7 Feb 2018 By Bridget O'Connell
New Zealand-listed tourism stocks took a dive this morning as $2bn was wiped off the NZX following Monday’s biggest one-day fall on Wall Street since 2011.
However, prices recovered much of the initial 2% drop by the end of the day with the country’s top tourism-related listed operators managing to claw back most of the morning’s falls.
Air New Zealand fell more than 3% in the first hour of trading to $2.95 but managed to recover to $3.045 by the end of the day’s trading, down only slightly on Monday’s closing $3.05 price.
Tourism Holdings dropped 3.14% in morning trading to $5.55 but finished the day on $5.66, down from Monday’s close of $5.73.

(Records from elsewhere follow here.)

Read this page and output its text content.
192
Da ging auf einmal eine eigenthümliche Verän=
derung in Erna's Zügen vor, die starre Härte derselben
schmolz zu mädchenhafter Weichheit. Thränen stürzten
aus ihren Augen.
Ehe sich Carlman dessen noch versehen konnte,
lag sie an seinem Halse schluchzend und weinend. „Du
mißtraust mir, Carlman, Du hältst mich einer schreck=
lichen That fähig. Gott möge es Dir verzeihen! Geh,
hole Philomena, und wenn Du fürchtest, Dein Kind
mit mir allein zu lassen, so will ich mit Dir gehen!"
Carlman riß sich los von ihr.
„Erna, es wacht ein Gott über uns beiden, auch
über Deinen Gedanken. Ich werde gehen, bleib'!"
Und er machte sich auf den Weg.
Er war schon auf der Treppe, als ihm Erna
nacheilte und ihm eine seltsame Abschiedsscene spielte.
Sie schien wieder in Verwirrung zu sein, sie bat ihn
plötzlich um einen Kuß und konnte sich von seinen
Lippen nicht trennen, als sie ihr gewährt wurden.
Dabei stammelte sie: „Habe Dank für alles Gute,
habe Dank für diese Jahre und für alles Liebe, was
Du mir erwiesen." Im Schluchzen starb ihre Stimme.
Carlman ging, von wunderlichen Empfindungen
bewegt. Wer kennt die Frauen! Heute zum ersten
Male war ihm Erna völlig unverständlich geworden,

SkyCity Entertainment Group and Millennium & Copthorne Hotels finished the day down only slightly and Auckland International Airport finished fell 1.2%.
Following yesterday’s Waitangi Day holiday, investors were braced for the NZX to play catch-up with steep losses seen in the global markets.
However, it closed down only 0.6%, or 47 points lower, coming through the day relatively unscathed as the initial market drop of around 2% was clawed back by buyers looking for bargains.
Yesterday, while the New Zealand market was closed, hundreds of billions of dollars was wiped from the value of stocks around the world.
Australia’s stock market fell 3.2% after Wall Street took its steepest tumble in nearly seven years on Monday falling 4.6%.
Asian markets were also caught up in the sharp falls, with Japan’s Nikkei dropping 4.73% and Hong Kong’s Hang Seng index closing down 5.11% overnight.
But the S&P 500 index in the US grew 1.75% and the Nasdaq closed up 2.1% on Tuesday just as the NZX was opening, helping to soften falls here.